The current version supports wCDM cosmologies specified by the 6 parameters as described below. Other parameters are automatically computed:
\(\Omega_{m}=1-\Omega_{de},\)
\(h=\sqrt{(\omega_b+\omega_c+\omega_{\nu})/\Omega_m},\)
where the neutrino density is fixed by \(\omega_{\nu} = 0.00064\) corresponding to the mass sum of 0.06 eV.
- Parameters:
cparam (numpy array) – Cosmological parameters \((\omega_b, \omega_c, \Omega_{de}, \ln(10^{10}A_s), n_s, w)\)
- set_galaxy(gparams)
This method sets galaxy parameter through a dictionary. See Miyatake et al (2021) for the definition of galaxy parameters. Here is the list of keys.
HOD parameters:
logMmin (float): Central HOD parameter, \(\log M_\mathrm{min}\)
sigma_sq (float): Central HOD parameter, \(\sigma^2\)
logM1 (float): Satellite HOD parameter, \(\log M_1\)
alpha (float): Satellite HOD parameter, \(\alpha\)
kappa (float): Satellite HOD parameter, \(\kappa\)
off-centering parameters:
poff (float): Fraction of off-centered galaxies, \(p_\mathrm{off}\)
Roff (float): Characteristic scale of off-centered galaxies with respect to \(R_\mathrm{200m}\), \(R_\mathrm{off}\)
satellite distribution
sat_dist_type (float): Profile of satellite distribution.
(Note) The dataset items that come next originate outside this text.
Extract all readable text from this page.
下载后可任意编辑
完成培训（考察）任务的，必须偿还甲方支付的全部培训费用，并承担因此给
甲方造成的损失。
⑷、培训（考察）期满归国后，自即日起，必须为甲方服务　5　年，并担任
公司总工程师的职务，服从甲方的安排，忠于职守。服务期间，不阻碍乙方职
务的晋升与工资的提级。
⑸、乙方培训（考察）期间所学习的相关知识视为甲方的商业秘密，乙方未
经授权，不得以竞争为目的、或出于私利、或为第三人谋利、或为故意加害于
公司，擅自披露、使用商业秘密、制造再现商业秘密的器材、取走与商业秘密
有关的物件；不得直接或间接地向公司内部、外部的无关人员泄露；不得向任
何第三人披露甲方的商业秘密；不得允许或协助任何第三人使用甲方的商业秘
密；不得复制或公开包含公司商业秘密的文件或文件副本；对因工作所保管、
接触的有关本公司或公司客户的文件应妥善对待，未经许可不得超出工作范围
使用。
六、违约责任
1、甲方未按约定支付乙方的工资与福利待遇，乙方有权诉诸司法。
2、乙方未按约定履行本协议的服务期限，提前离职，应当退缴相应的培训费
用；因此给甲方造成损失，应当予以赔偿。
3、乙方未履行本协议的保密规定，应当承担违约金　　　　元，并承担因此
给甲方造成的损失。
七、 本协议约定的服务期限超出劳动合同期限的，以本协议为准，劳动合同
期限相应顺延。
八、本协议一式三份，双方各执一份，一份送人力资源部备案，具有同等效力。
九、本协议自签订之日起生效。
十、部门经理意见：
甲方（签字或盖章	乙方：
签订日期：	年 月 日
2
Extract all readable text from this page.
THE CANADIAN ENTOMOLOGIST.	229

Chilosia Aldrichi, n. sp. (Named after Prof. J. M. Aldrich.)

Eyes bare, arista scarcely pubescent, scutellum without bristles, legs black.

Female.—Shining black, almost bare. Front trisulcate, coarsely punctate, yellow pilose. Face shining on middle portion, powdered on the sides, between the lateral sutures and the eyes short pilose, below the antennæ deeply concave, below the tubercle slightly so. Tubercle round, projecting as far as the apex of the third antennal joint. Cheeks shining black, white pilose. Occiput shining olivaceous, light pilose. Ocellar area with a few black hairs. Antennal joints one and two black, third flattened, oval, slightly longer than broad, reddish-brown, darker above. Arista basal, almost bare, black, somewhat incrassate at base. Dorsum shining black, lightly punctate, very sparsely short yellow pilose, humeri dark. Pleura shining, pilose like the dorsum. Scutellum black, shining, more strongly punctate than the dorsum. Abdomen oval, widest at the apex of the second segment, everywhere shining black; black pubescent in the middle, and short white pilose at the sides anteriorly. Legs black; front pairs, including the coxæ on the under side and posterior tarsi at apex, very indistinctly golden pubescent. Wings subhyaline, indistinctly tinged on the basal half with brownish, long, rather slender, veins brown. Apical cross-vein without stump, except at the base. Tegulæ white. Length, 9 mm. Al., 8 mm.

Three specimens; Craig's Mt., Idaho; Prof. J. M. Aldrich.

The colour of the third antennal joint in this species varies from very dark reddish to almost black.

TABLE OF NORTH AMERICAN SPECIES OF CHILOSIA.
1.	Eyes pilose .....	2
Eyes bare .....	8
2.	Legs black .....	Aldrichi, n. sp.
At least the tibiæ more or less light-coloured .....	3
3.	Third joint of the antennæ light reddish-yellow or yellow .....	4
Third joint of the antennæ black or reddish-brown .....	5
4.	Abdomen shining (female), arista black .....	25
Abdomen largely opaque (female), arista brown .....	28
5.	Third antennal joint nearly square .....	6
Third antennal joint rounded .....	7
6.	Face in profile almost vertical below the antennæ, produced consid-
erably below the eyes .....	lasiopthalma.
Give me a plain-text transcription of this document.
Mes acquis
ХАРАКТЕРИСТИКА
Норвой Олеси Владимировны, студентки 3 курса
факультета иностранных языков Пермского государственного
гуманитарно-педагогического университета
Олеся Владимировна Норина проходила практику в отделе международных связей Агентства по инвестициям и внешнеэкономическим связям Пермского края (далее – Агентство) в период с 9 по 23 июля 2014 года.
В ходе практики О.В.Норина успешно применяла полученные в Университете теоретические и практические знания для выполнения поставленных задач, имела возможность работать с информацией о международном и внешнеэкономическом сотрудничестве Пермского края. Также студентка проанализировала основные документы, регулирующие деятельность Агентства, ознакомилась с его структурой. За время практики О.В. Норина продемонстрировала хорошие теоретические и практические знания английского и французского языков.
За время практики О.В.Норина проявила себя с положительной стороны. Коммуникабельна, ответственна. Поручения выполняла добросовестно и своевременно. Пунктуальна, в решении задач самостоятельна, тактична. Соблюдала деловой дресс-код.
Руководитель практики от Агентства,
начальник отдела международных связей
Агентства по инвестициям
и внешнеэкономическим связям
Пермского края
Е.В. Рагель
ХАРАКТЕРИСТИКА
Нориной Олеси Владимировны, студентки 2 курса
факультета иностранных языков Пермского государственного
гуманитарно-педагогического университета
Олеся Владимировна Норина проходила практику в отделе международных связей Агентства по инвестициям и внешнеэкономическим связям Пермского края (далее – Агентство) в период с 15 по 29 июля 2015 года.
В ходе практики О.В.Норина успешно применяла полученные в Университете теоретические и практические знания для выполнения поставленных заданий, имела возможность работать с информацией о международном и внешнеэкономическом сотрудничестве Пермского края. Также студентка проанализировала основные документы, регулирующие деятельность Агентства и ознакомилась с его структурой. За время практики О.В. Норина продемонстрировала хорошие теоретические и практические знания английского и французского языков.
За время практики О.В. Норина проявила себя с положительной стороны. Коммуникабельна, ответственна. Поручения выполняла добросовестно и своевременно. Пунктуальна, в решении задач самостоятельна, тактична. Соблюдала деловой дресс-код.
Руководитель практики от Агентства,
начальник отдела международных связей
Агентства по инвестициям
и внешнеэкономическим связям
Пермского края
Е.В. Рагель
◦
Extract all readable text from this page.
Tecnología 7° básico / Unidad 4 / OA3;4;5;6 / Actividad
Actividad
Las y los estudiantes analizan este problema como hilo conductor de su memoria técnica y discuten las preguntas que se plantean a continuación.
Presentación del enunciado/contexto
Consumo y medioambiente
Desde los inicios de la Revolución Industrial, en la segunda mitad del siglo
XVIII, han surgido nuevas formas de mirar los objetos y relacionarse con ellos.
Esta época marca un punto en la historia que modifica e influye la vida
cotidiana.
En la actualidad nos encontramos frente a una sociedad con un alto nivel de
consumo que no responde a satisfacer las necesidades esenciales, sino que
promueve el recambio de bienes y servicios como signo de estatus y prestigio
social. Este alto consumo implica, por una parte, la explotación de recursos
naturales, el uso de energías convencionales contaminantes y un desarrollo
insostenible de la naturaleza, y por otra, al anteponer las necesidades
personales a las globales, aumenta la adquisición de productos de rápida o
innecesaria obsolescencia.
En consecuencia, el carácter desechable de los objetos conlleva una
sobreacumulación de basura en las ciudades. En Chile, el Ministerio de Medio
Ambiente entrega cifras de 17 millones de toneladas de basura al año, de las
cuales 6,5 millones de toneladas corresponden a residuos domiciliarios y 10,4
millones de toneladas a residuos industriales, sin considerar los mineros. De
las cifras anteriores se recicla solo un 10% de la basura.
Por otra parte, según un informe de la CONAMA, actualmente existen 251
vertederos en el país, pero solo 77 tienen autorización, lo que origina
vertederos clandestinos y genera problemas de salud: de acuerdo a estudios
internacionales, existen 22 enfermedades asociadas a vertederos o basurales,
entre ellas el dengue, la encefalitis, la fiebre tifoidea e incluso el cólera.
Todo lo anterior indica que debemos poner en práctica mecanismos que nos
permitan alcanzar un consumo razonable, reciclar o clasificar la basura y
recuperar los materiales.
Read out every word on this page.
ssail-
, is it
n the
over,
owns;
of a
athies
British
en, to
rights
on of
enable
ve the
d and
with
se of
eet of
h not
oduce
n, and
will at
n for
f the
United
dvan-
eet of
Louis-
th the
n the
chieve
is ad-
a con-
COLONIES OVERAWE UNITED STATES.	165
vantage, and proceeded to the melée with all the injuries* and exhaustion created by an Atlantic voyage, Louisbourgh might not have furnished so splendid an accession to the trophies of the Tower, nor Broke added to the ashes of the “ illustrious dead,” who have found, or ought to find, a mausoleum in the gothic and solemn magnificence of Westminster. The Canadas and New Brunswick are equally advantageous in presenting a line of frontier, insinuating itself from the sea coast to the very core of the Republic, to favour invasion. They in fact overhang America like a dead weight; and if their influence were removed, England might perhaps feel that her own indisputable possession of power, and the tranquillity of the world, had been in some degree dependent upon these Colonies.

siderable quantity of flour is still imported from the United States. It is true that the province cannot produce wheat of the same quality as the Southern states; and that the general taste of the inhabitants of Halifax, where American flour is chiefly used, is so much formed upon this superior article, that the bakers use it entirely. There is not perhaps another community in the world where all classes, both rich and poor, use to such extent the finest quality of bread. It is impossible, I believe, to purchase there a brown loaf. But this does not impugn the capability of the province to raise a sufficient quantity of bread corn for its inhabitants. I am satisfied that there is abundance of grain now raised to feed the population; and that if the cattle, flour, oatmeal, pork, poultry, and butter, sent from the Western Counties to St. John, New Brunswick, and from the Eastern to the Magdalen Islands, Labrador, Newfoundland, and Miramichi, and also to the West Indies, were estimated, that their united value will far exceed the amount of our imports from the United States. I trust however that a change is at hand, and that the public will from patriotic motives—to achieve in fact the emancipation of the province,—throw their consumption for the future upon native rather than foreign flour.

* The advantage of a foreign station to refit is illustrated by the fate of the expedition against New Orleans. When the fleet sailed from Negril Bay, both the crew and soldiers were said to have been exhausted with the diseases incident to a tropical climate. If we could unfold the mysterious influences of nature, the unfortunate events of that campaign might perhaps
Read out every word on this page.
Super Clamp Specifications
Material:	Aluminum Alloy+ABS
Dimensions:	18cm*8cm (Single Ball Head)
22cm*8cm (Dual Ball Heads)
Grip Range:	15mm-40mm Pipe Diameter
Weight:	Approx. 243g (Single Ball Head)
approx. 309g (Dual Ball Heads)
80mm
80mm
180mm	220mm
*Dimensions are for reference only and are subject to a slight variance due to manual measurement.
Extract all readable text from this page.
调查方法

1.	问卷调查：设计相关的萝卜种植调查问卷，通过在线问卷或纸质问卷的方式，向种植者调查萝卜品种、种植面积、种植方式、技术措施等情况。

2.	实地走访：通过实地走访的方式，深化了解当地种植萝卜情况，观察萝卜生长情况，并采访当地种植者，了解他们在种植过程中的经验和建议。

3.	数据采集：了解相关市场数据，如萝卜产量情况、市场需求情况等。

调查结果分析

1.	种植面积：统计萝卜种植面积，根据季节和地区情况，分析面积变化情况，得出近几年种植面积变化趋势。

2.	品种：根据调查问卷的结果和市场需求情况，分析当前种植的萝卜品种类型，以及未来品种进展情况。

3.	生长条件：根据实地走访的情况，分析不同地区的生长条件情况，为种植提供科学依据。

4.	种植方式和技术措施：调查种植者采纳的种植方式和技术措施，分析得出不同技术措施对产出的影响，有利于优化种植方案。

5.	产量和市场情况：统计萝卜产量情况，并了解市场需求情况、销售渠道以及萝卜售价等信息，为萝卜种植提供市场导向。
Valid values are ‘emulator’ or ‘NFW’. When ‘NFW’, concentration is specified in config parameter (see
dark_emulator.model_hod.hod_interface.darkemu_x_hod
)
incompleteness parameters
alpha_inc (float): Incompleteness parameter, \(\alpha_\mathrm{inc}\)
logM_inc (float): Incompleteness parameter, \(\log M_\mathrm{inc}\)
- Parameters:
gparams (dict) – a dictionary to specify galaxy parameters